24 Nisan 2024 Çarşamba

Kriz ve komünizmin güncelliği

Amerikalıların giderek artan bölümü kapitalizmden umudunu kesiyor. Kapitalizm diğer sistemlerden daha iyi diyenlerin oranı 2018'de yüzde 61'den 2019'da yüzde 58'e geriledi. Amerikalıların yüzde 58'i kapitalizmin, yüzde 36'sı sosyalizmin, yüzde 19'u komünizmin, yüzde 18'i Marksizm'in tercih edilebilir bir sistem olduğunu düşünüyor. ABD gibi antikomünist propagandanın zirvede olduğu, bir ülkede komünizm ve Marksizm'e dair bu sonuçların çıkması, sınıfsız, sömürüsüz, sınırsız bir topluma duyulan özlemin ne denli güçlenmekte olduğunu kanıtlıyor. Bu, kendiliğinden gelişen bir komünizm arayışıdır. 

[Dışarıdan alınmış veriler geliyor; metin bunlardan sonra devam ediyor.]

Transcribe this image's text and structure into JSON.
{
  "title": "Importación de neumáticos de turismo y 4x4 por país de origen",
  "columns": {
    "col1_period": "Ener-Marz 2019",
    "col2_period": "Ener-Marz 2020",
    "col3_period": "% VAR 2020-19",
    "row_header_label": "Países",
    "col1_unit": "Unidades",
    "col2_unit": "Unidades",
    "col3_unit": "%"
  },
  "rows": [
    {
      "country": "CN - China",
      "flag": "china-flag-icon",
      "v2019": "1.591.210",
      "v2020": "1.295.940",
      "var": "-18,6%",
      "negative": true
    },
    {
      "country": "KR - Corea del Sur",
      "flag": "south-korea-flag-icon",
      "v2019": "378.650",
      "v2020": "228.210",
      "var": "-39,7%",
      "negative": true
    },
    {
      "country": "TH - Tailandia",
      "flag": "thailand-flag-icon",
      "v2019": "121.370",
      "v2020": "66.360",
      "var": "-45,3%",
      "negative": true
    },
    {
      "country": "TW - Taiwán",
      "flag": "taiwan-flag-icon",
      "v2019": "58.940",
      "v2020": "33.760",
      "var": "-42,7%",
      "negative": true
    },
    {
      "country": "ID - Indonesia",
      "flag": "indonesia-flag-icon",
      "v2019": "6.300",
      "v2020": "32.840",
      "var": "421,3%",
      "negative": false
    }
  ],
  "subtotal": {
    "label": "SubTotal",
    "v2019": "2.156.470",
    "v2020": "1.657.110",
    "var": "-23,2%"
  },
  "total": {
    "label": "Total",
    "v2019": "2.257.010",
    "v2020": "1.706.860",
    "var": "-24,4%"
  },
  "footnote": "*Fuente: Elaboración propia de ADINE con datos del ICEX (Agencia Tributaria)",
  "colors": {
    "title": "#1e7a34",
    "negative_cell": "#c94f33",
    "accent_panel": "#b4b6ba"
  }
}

Kimi kez sınıf düşmanlarınızın söyledikleri sınıf dostlarınızın belirttiklerinden daha önemli ve gerçekçi olabiliyor. Günümüz koşulları göz önüne alındığında bir bakıma anlaşılır bir durum bu. Sınıf düşmanlarımız içinde bulundukları zor durumun farkında. Kapitalizmin can çekiştiğini bizzat yaşıyor, bir çıkış yolu bulamamanın aczi içinde kıvranıyorlar. İşçi sınıfı ve ezilenler arasında birikmekte olan öfkenin farkındalar, bu öfkeyi nasıl olur da dağıtırız telaşı içindeler. Hal böyle olunca nesnel gerçeğe dokunabiliyorlar.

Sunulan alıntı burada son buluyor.